O Mundo da Escrita

 

Conheci Martin Puchner há uns anos. O arquétipo do intelectual norte-americano: muito inteligente, hiperativo, com uma cordialidade descomplexada e aquela curiosidade desinibida de quem acha tudo novo e incrível ou potencialmente novo e incrível.

Os seus livros mais académicos são uma fonte notável de ideias e dados, impressionante na sua amplitude, num tempo pouco dado a obras de visão panorâmica.

Há alguns anos que tinha comigo esta sua primeira incursão em obras dirigidas ao grande público, mas só agora, talvez incentivado pelo sucesso de uma obra espanhola um tanto parecida, me dediquei a lê-lo.

Puchner, numa série de vinhetas históricas desenvolvidas, procura compreender de que forma a escrita e os livros - todo o tipo de livros, desde filosóficos, teológicos, literários, líricos, etc. - afetaram as sociedades e as culturas.

Para tão grande ambição, os exemplos teriam de ser limitados, e é o que acontece.
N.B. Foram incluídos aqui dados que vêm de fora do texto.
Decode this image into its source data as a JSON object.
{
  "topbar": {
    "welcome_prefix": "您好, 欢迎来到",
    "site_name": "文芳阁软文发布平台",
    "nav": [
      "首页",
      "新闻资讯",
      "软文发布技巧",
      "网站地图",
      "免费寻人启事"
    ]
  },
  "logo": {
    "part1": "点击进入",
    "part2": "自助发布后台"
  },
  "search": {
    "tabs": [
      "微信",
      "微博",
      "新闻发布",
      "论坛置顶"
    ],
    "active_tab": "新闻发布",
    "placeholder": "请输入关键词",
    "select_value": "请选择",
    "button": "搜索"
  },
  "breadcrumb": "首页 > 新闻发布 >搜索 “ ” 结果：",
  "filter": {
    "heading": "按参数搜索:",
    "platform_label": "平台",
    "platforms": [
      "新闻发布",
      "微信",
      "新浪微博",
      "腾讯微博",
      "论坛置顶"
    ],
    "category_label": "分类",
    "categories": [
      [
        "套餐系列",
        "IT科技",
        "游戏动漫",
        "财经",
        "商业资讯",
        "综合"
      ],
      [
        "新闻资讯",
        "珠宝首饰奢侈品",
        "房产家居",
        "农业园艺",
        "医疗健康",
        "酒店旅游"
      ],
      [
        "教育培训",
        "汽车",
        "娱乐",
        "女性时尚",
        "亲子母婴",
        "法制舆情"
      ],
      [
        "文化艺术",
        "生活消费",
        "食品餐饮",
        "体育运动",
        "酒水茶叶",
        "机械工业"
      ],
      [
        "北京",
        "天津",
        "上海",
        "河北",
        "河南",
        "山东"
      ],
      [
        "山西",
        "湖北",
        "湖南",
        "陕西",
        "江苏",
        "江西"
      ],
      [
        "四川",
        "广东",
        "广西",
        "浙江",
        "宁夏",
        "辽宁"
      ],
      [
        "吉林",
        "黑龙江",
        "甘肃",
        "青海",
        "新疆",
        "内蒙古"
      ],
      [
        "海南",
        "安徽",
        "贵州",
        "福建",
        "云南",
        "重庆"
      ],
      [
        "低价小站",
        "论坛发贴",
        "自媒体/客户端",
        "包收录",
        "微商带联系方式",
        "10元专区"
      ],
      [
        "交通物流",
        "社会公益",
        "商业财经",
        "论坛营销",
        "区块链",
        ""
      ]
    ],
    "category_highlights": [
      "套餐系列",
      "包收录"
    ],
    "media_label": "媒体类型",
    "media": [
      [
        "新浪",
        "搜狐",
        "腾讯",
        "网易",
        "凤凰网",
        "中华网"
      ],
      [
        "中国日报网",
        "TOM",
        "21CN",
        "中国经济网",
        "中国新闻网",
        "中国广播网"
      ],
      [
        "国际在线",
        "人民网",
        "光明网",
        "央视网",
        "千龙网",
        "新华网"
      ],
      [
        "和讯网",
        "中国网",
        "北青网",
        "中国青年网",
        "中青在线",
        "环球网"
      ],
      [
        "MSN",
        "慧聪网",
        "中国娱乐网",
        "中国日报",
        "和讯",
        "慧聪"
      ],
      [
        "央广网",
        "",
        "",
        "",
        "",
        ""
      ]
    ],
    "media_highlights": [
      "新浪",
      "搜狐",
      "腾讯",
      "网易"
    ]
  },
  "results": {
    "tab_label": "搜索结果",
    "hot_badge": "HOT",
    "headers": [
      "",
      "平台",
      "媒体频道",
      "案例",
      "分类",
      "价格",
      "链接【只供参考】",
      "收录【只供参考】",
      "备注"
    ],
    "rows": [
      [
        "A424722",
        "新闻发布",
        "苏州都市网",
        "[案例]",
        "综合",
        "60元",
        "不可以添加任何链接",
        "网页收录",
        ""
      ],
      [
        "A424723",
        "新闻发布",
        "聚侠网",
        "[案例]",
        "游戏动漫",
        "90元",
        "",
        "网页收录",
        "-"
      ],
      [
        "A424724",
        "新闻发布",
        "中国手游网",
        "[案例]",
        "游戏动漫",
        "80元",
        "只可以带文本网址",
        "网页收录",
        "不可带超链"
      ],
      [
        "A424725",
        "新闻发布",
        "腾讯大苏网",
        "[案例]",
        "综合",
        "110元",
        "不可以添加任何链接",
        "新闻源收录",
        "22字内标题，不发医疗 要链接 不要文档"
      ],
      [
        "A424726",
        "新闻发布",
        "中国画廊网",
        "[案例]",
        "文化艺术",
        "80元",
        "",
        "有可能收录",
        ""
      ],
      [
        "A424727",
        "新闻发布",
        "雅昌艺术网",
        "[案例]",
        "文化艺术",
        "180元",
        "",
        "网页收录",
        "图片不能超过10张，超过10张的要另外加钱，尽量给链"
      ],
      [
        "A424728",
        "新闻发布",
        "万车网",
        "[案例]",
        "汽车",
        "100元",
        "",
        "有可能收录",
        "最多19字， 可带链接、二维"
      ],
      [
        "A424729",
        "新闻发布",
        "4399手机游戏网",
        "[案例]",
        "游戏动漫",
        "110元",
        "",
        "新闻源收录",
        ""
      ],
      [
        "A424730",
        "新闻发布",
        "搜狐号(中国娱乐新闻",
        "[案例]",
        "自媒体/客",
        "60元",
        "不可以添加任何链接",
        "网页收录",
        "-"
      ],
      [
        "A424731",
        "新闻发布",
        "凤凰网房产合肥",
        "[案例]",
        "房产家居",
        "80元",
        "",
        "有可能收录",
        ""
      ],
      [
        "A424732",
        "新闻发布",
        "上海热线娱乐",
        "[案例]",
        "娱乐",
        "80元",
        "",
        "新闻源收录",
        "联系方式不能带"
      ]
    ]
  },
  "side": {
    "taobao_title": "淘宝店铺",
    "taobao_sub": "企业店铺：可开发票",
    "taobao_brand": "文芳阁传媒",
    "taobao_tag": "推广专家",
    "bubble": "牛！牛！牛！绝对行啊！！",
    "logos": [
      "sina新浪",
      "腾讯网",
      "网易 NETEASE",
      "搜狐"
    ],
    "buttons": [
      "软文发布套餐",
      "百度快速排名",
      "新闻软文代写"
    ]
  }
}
Puchner foca-se mais em exemplos mais ou menos expectáveis - o mundo do Gilgamesh, a Bíblia, o Manifesto do Partido Comunista, etc., embore procure também investigar lugares inesperados, como o Romance de Genji ou a poesia na Rússia ou a literatura das Caraíbas.

A isto acresce que Puchner não pode, nem quer, escamotear o facto de que o impacto que cada obra literária tem no mundo é também condicionada pela cultura que o produz, por um emaranhado de pessoas, situações, contextos, - um rei mais erudito, uma situação tecnológica específica, um contexto económico explosivo -, muitas vezes aparentemente apenas acidentais, que potenciam o impacto de dada obra ou autor na sua cultura, desta forma revelando as limitações da tese de Puchner, da importância do mundo escrito para o mundo material.

No seu todo, estas discussões sobre livros e culturas são interessantes, quase cativantes. Puchner esforça-se - por insistência da sua editora, como confessa nos agradecimentos - em dar uma abordagem mais pessoal, e até fala da experiência de visitar muitos dos sítios que menciona, mas o livro acaba por ficar numa zona um tanto cinzenta, sem o festim senso-emocional de um livro de grande público, nem a profundidade intelectual de um livro científico ou académico.

Fica por isso como uma fonte de ensinamentos, reflexões e pormenores curiosos, mas não muda o mundo, da mesma forma como Puchner não nos consegue persuadir que os livros poderiam mudar o mundo.